Ein weit verbreiteter Irrtum betrifft die Bisamratte, ein Tier, das oft fälschlicherweise als Ratte angesehen wird. Trotz ihres Namens gehört die Bisamratte jedoch nicht zu den Ratten. Tatsächlich ist sie mit ihnen nicht einmal entfernt verwandt. Die Bezeichnung „Bisamratte“ ist irreführend und führt oft zu falschen Annahmen über das Tier und seine biologische Einordnung.

Herkunft und Klassifikation der Bisamratte

Die Bisamratte stammt ursprünglich aus Nordamerika und gehört zur Familie der Wühlmäuse (Arvicolinae), die wiederum Teil der Nagetiere (Rodentia) sind. Im Gegensatz zu den eigentlichen Ratten, die zur Familie der Mäuseverwandten (Muridae) gehören, weist die Bisamratte völlig andere Merkmale auf, die sie klar von Ratten abgrenzen. Der wissenschaftlich korrekte Name lautet Ondatra zibethicus. Zoologen verwenden oft einfach den Begriff „Bisam“, um die Verwirrung zu vermeiden, die der umgangssprachliche Name „Bisamratte“ verursachen kann.

Sie wurde in Europa und Asien im frühen 20. Jahrhundert eingeführt, hauptsächlich wegen ihres wertvollen Fells. Aufgrund ihrer Anpassungsfähigkeit und Fortpflanzungsfreudigkeit hat sie sich seither in vielen Regionen stark verbreitet. Da sie eine invasive Art ist, hat sie in einigen Ökosystemen deutliche Spuren hinterlassen. Dies führte in manchen Regionen zur Besorgnis über mögliche Auswirkungen auf die heimische Tierwelt und die örtliche Vegetation.

Was unterscheidet die Bisamratte von echten Ratten?

Obwohl die Bisamratte äußerlich Ähnlichkeiten mit Ratten aufweist, wie etwa ihren länglichen Körper und den schmalen Schwanz, gibt es doch zahlreiche Unterschiede. Ein wesentliches Unterscheidungsmerkmal ist ihre Größe: Sie kann eine Länge von bis zu 40 cm erreichen, ohne den Schwanz miteinzurechnen, der selbst noch einmal bis zu 25 cm lang sein kann. Sie ist also deutlich größer als die gewöhnliche Hausratte (Rattus rattus) oder Wanderratte (Rattus norvegicus). Zudem besitzt die Bisamratte ein dichteres, wasserabweisendes Fell, das sie gut vor Kälte schützt, und ihre Hinterfüße sind teils mit Schwimmhäuten ausgestattet, die sie zu einer ausgezeichneten Schwimmerin machen.

Ein weiterer wichtiger Unterschied ist ihr Lebensraum. Während Ratten in der Regel in städtischen Gebieten, in der Nähe von menschlichen Siedlungen oder Abfällen anzutreffen sind, bevorzugt die Bisamratte Feuchtgebiete wie Flüsse, Seen, Teiche oder Sümpfe.
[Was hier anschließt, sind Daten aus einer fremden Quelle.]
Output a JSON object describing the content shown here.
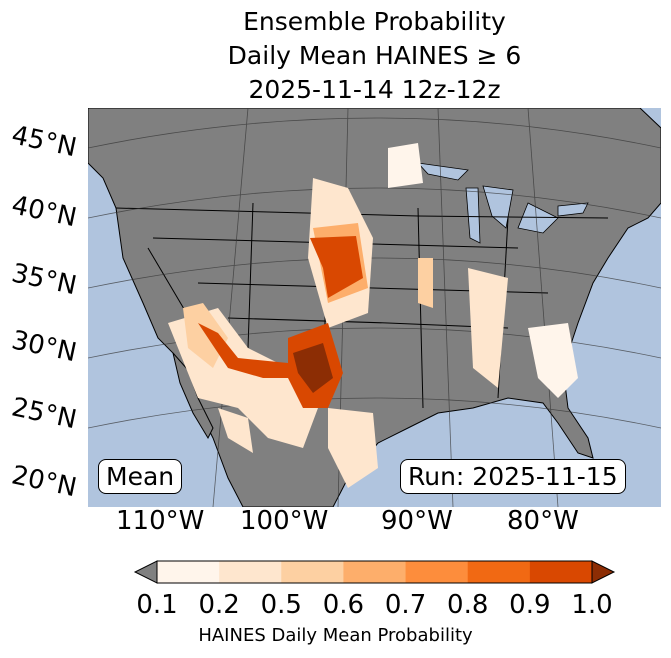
{
  "title": {
    "line1": "Ensemble Probability",
    "line2": "Daily Mean HAINES ≥ 6",
    "line3": "2025-11-14 12z-12z"
  },
  "map": {
    "ocean_color": "#b0c4de",
    "land_color": "#808080",
    "lat_labels": [
      "45°N",
      "40°N",
      "35°N",
      "30°N",
      "25°N",
      "20°N"
    ],
    "lon_labels": [
      "110°W",
      "100°W",
      "90°W",
      "80°W"
    ],
    "mean_label": "Mean",
    "run_label": "Run: 2025-11-15"
  },
  "colorbar": {
    "ticks": [
      "0.1",
      "0.2",
      "0.5",
      "0.6",
      "0.7",
      "0.8",
      "0.9",
      "1.0"
    ],
    "colors": [
      "#fff5eb",
      "#fee6ce",
      "#fdd0a2",
      "#fdae6b",
      "#fd8d3c",
      "#f16913",
      "#d94801"
    ],
    "under_color": "#808080",
    "over_color": "#8c2d04",
    "label": "HAINES Daily Mean Probability"
  }
}
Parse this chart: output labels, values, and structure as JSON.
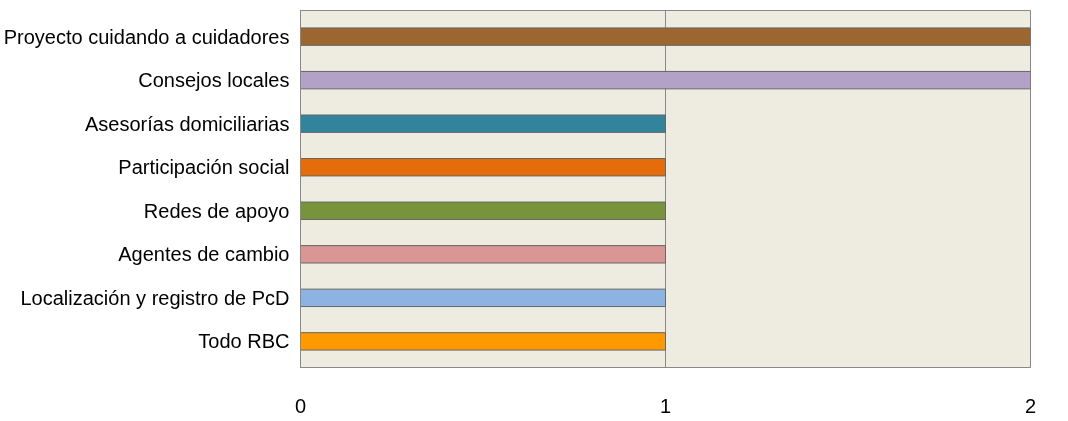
{
  "chart_data": {
    "type": "bar",
    "orientation": "horizontal",
    "categories": [
      "Proyecto cuidando a cuidadores",
      "Consejos locales",
      "Asesorías domiciliarias",
      "Participación social",
      "Redes de apoyo",
      "Agentes de cambio",
      "Localización y registro de PcD",
      "Todo RBC"
    ],
    "values": [
      2,
      2,
      1,
      1,
      1,
      1,
      1,
      1
    ],
    "colors": [
      "#9c6630",
      "#b3a2c7",
      "#31849b",
      "#e46c0a",
      "#77933c",
      "#d99694",
      "#8db3e2",
      "#ff9900"
    ],
    "xlim": [
      0,
      2
    ],
    "xticks": [
      0,
      1,
      2
    ],
    "grid": "x"
  }
}
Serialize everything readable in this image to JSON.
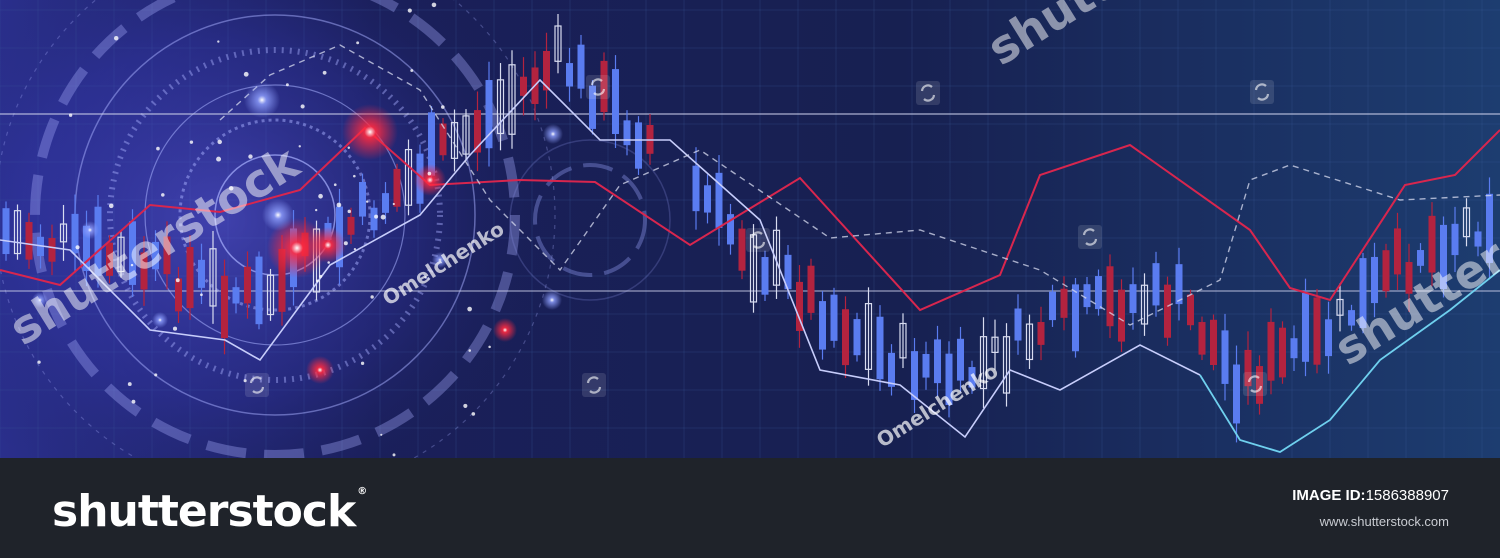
{
  "image": {
    "description_icons": [
      "candlestick-chart",
      "hud-circle"
    ],
    "colors": {
      "background_dark": "#14173d",
      "background_right": "#1c3a6b",
      "bull_candle": "#5a7cf0",
      "bear_candle": "#b3233f",
      "neutral_candle": "#d8dcf0",
      "red_line": "#d8264e",
      "cyan_line": "#6fd0ee",
      "white_line": "#c7cdfb",
      "glow_red": "#ff2a40"
    }
  },
  "watermarks": {
    "brand": "shutterstock",
    "author": "Omelchenko"
  },
  "footer": {
    "logo_text": "shutterstock",
    "logo_tm": "®",
    "image_id_label": "IMAGE ID:",
    "image_id_value": "1586388907",
    "site": "www.shutterstock.com"
  }
}
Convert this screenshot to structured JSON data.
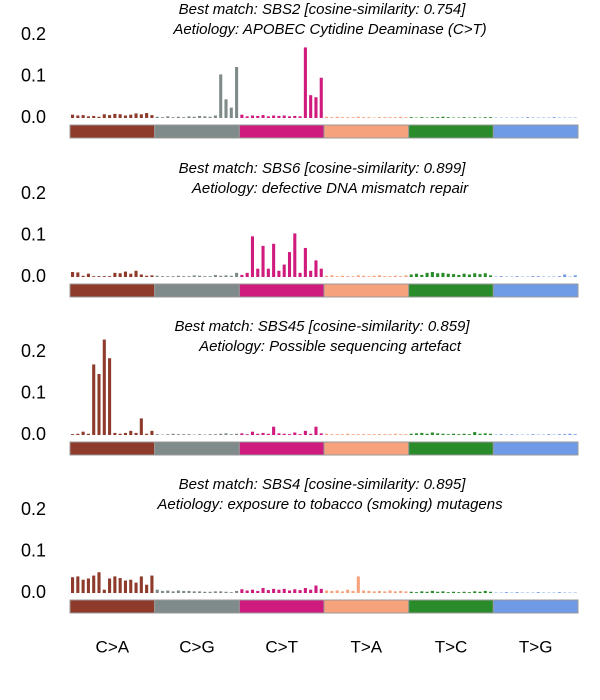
{
  "mutation_classes": [
    {
      "label": "C>A",
      "color": "#8e3b2c"
    },
    {
      "label": "C>G",
      "color": "#7e8b8a"
    },
    {
      "label": "C>T",
      "color": "#d01b7e"
    },
    {
      "label": "T>A",
      "color": "#f6a27c"
    },
    {
      "label": "T>C",
      "color": "#2a8b2a"
    },
    {
      "label": "T>G",
      "color": "#6e9ae6"
    }
  ],
  "chart_data": [
    {
      "type": "bar",
      "title": "Best match: SBS2 [cosine-similarity: 0.754]",
      "subtitle": "Aetiology: APOBEC Cytidine Deaminase (C>T)",
      "ylim": [
        0,
        0.2
      ],
      "yticks": [
        {
          "value": 0,
          "label": "0.0"
        },
        0.1,
        0.2
      ],
      "values": [
        0.008,
        0.006,
        0.007,
        0.004,
        0.005,
        0.003,
        0.009,
        0.007,
        0.01,
        0.009,
        0.006,
        0.008,
        0.011,
        0.009,
        0.012,
        0.007,
        0.003,
        0.002,
        0.004,
        0.002,
        0.003,
        0.002,
        0.004,
        0.003,
        0.005,
        0.004,
        0.003,
        0.006,
        0.105,
        0.045,
        0.025,
        0.123,
        0.008,
        0.004,
        0.006,
        0.005,
        0.007,
        0.004,
        0.006,
        0.005,
        0.006,
        0.004,
        0.005,
        0.004,
        0.17,
        0.055,
        0.05,
        0.097,
        0.003,
        0.002,
        0.003,
        0.002,
        0.002,
        0.002,
        0.003,
        0.002,
        0.002,
        0.001,
        0.002,
        0.002,
        0.002,
        0.002,
        0.003,
        0.002,
        0.002,
        0.001,
        0.002,
        0.001,
        0.002,
        0.002,
        0.003,
        0.002,
        0.001,
        0.001,
        0.002,
        0.001,
        0.002,
        0.001,
        0.002,
        0.002,
        0.001,
        0.001,
        0.001,
        0.001,
        0.001,
        0.001,
        0.002,
        0.001,
        0.001,
        0.001,
        0.001,
        0.002,
        0.001,
        0.001,
        0.001,
        0.001
      ]
    },
    {
      "type": "bar",
      "title": "Best match: SBS6 [cosine-similarity: 0.899]",
      "subtitle": "Aetiology: defective DNA mismatch repair",
      "ylim": [
        0,
        0.2
      ],
      "yticks": [
        {
          "value": 0,
          "label": "0.0"
        },
        0.1,
        0.2
      ],
      "values": [
        0.012,
        0.011,
        0.003,
        0.008,
        0.002,
        0.002,
        0.002,
        0.002,
        0.01,
        0.009,
        0.013,
        0.008,
        0.015,
        0.006,
        0.003,
        0.004,
        0.003,
        0.002,
        0.002,
        0.002,
        0.003,
        0.002,
        0.002,
        0.004,
        0.003,
        0.002,
        0.002,
        0.005,
        0.003,
        0.004,
        0.003,
        0.01,
        0.005,
        0.01,
        0.098,
        0.02,
        0.075,
        0.02,
        0.08,
        0.015,
        0.03,
        0.06,
        0.105,
        0.01,
        0.07,
        0.015,
        0.04,
        0.02,
        0.003,
        0.004,
        0.002,
        0.003,
        0.002,
        0.002,
        0.004,
        0.003,
        0.002,
        0.003,
        0.004,
        0.002,
        0.002,
        0.003,
        0.002,
        0.004,
        0.006,
        0.008,
        0.005,
        0.01,
        0.012,
        0.009,
        0.01,
        0.008,
        0.007,
        0.005,
        0.008,
        0.006,
        0.009,
        0.007,
        0.009,
        0.004,
        0.001,
        0.002,
        0.001,
        0.001,
        0.002,
        0.001,
        0.001,
        0.002,
        0.002,
        0.001,
        0.001,
        0.001,
        0.002,
        0.006,
        0.001,
        0.004
      ]
    },
    {
      "type": "bar",
      "title": "Best match: SBS45 [cosine-similarity: 0.859]",
      "subtitle": "Aetiology: Possible sequencing artefact",
      "ylim": [
        0,
        0.24
      ],
      "yticks": [
        {
          "value": 0,
          "label": "0.0"
        },
        0.1,
        0.2
      ],
      "values": [
        0.002,
        0.003,
        0.008,
        0.003,
        0.17,
        0.147,
        0.23,
        0.185,
        0.005,
        0.003,
        0.005,
        0.01,
        0.005,
        0.04,
        0.003,
        0.01,
        0.002,
        0.001,
        0.002,
        0.003,
        0.002,
        0.002,
        0.002,
        0.001,
        0.002,
        0.001,
        0.002,
        0.002,
        0.003,
        0.004,
        0.002,
        0.003,
        0.004,
        0.002,
        0.008,
        0.003,
        0.005,
        0.003,
        0.02,
        0.004,
        0.003,
        0.002,
        0.006,
        0.002,
        0.01,
        0.003,
        0.02,
        0.004,
        0.003,
        0.002,
        0.002,
        0.002,
        0.003,
        0.002,
        0.002,
        0.002,
        0.002,
        0.002,
        0.002,
        0.002,
        0.002,
        0.003,
        0.002,
        0.002,
        0.003,
        0.004,
        0.005,
        0.003,
        0.006,
        0.004,
        0.003,
        0.002,
        0.003,
        0.002,
        0.003,
        0.002,
        0.007,
        0.003,
        0.004,
        0.003,
        0.001,
        0.002,
        0.001,
        0.002,
        0.001,
        0.001,
        0.001,
        0.002,
        0.001,
        0.001,
        0.002,
        0.001,
        0.002,
        0.002,
        0.003,
        0.002
      ]
    },
    {
      "type": "bar",
      "title": "Best match: SBS4 [cosine-similarity: 0.895]",
      "subtitle": "Aetiology: exposure to tobacco (smoking) mutagens",
      "ylim": [
        0,
        0.2
      ],
      "yticks": [
        {
          "value": 0,
          "label": "0.0"
        },
        0.1,
        0.2
      ],
      "values": [
        0.038,
        0.04,
        0.032,
        0.035,
        0.042,
        0.05,
        0.008,
        0.035,
        0.04,
        0.036,
        0.03,
        0.032,
        0.025,
        0.04,
        0.02,
        0.042,
        0.008,
        0.005,
        0.006,
        0.004,
        0.006,
        0.005,
        0.005,
        0.004,
        0.004,
        0.003,
        0.003,
        0.004,
        0.004,
        0.003,
        0.002,
        0.005,
        0.009,
        0.006,
        0.008,
        0.005,
        0.012,
        0.007,
        0.01,
        0.008,
        0.01,
        0.006,
        0.009,
        0.007,
        0.012,
        0.008,
        0.018,
        0.01,
        0.006,
        0.005,
        0.006,
        0.004,
        0.008,
        0.005,
        0.04,
        0.006,
        0.005,
        0.004,
        0.005,
        0.004,
        0.006,
        0.004,
        0.005,
        0.004,
        0.003,
        0.002,
        0.004,
        0.003,
        0.005,
        0.003,
        0.004,
        0.002,
        0.003,
        0.002,
        0.003,
        0.002,
        0.004,
        0.003,
        0.005,
        0.003,
        0.001,
        0.001,
        0.002,
        0.001,
        0.002,
        0.001,
        0.001,
        0.001,
        0.002,
        0.001,
        0.001,
        0.001,
        0.002,
        0.001,
        0.001,
        0.001
      ]
    }
  ]
}
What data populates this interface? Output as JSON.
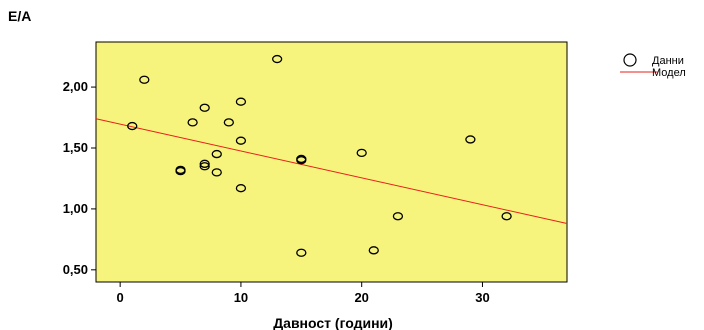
{
  "chart_data": {
    "type": "scatter",
    "ylabel": "E/A",
    "xlabel": "Давност (години)",
    "xlim": [
      -2,
      37
    ],
    "ylim": [
      0.4,
      2.37
    ],
    "x_ticks": [
      0,
      10,
      20,
      30
    ],
    "x_tick_labels": [
      "0",
      "10",
      "20",
      "30"
    ],
    "y_ticks": [
      0.5,
      1.0,
      1.5,
      2.0
    ],
    "y_tick_labels": [
      "0,50",
      "1,00",
      "1,50",
      "2,00"
    ],
    "plot_background": "#f7f47d",
    "point_color": "#000000",
    "line_color": "#e8201a",
    "grid": false,
    "legend_position": "top-right",
    "series": [
      {
        "name": "Данни",
        "kind": "scatter",
        "points": [
          {
            "x": 1,
            "y": 1.68
          },
          {
            "x": 2,
            "y": 2.06
          },
          {
            "x": 5,
            "y": 1.31
          },
          {
            "x": 5,
            "y": 1.32
          },
          {
            "x": 6,
            "y": 1.71
          },
          {
            "x": 7,
            "y": 1.83
          },
          {
            "x": 7,
            "y": 1.37
          },
          {
            "x": 7,
            "y": 1.35
          },
          {
            "x": 8,
            "y": 1.45
          },
          {
            "x": 8,
            "y": 1.3
          },
          {
            "x": 9,
            "y": 1.71
          },
          {
            "x": 10,
            "y": 1.88
          },
          {
            "x": 10,
            "y": 1.56
          },
          {
            "x": 10,
            "y": 1.17
          },
          {
            "x": 13,
            "y": 2.23
          },
          {
            "x": 15,
            "y": 1.41
          },
          {
            "x": 15,
            "y": 1.4
          },
          {
            "x": 15,
            "y": 0.64
          },
          {
            "x": 20,
            "y": 1.46
          },
          {
            "x": 21,
            "y": 0.66
          },
          {
            "x": 23,
            "y": 0.94
          },
          {
            "x": 29,
            "y": 1.57
          },
          {
            "x": 32,
            "y": 0.94
          }
        ]
      },
      {
        "name": "Модел",
        "kind": "line",
        "points": [
          {
            "x": -2,
            "y": 1.74
          },
          {
            "x": 37,
            "y": 0.88
          }
        ]
      }
    ]
  }
}
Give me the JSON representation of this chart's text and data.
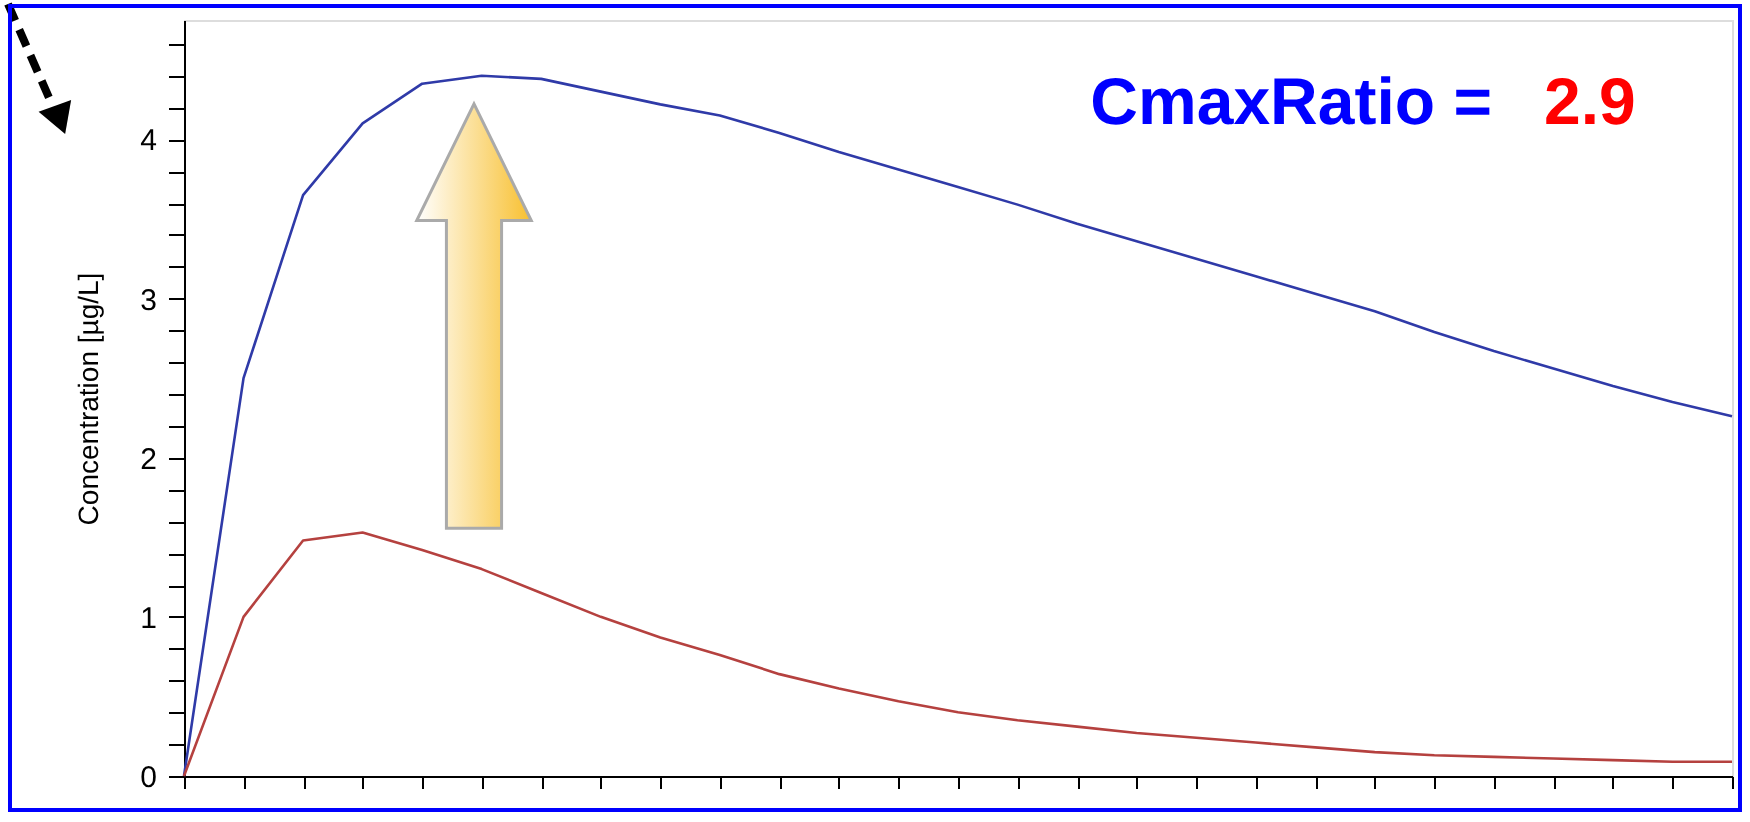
{
  "chart_data": {
    "type": "line",
    "ylabel": "Concentration [µg/L]",
    "annotations": [
      "CmaxRatio =",
      "2.9"
    ],
    "categories": [
      null,
      null,
      null,
      null,
      null,
      null,
      null,
      null,
      null,
      null,
      null,
      null,
      null,
      null,
      null,
      null,
      null,
      null,
      null,
      null,
      null,
      null,
      null,
      null,
      null,
      null,
      null
    ],
    "series": [
      {
        "color": "#2f3aa8",
        "values": [
          0,
          2.5,
          3.65,
          4.1,
          4.35,
          4.4,
          4.38,
          4.3,
          4.22,
          4.15,
          4.04,
          3.92,
          3.81,
          3.7,
          3.59,
          3.47,
          3.36,
          3.25,
          3.14,
          3.03,
          2.92,
          2.79,
          2.67,
          2.56,
          2.45,
          2.35,
          2.26
        ]
      },
      {
        "color": "#b5413f",
        "values": [
          0,
          1.0,
          1.48,
          1.53,
          1.42,
          1.3,
          1.15,
          1.0,
          0.87,
          0.76,
          0.64,
          0.55,
          0.47,
          0.4,
          0.35,
          0.31,
          0.27,
          0.24,
          0.21,
          0.18,
          0.15,
          0.13,
          0.12,
          0.11,
          0.1,
          0.09,
          0.09
        ]
      }
    ],
    "ylim": [
      0,
      4.75
    ],
    "yticks": [
      0,
      {
        "value": 0.2,
        "label": null
      },
      {
        "value": 0.4,
        "label": null
      },
      {
        "value": 0.6,
        "label": null
      },
      {
        "value": 0.8,
        "label": null
      },
      1,
      {
        "value": 1.2,
        "label": null
      },
      {
        "value": 1.4,
        "label": null
      },
      {
        "value": 1.6,
        "label": null
      },
      {
        "value": 1.8,
        "label": null
      },
      2,
      {
        "value": 2.2,
        "label": null
      },
      {
        "value": 2.4,
        "label": null
      },
      {
        "value": 2.6,
        "label": null
      },
      {
        "value": 2.8,
        "label": null
      },
      3,
      {
        "value": 3.2,
        "label": null
      },
      {
        "value": 3.4,
        "label": null
      },
      {
        "value": 3.6,
        "label": null
      },
      {
        "value": 3.8,
        "label": null
      },
      4,
      {
        "value": 4.2,
        "label": null
      },
      {
        "value": 4.4,
        "label": null
      },
      {
        "value": 4.6,
        "label": null
      }
    ],
    "tick_labels": "y",
    "grid": false,
    "line_style": "solid",
    "marker": "none"
  }
}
Sie baut ihre Nester oft in Ufernähe, indem sie Tunnel in die Erde gräbt oder aus Pflanzenmaterial große, kuppelförmige Bauten im Wasser errichtet.

Warum die korrekte Bezeichnung wichtig ist

Die korrekte Bezeichnung „Bisam“ anstelle von „Bisamratte“ ist wichtig, um die Unterschiede zwischen diesem Tier und den eigentlichen Ratten hervorzuheben. Dieser präzise Sprachgebrauch verhindert nicht nur Missverständnisse, sondern trägt auch dazu bei, die tatsächliche Natur und die ökologischen Bedürfnisse der Bisamratte besser zu verstehen. Die irreführende Bezeichnung „Ratte“ weckt oft negative Assoziationen, da Ratten häufig als Krankheitsüberträger oder Schädlinge gelten. Die Bisamratte hingegen spielt in ihrem natürlichen Lebensraum eine wichtige Rolle. Sie hilft beispielsweise bei der Kontrolle von Pflanzenbeständen und dient vielen Raubtieren als Nahrung.

Zusammenfassend lässt sich sagen, dass der Bisam ein einzigartiges Tier ist, das trotz seines Namens nichts mit den echten Ratten gemein hat. Ihre korrekte Klassifizierung als Wühlmaus und die Verwendung des Namens „Bisam“ sind entscheidend, um ihre wahre Natur und Bedeutung im Ökosystem zu verstehen. Daher sollten wir uns bemühen, diese Missverständnisse auszuräumen und das Tier richtig zu benennen.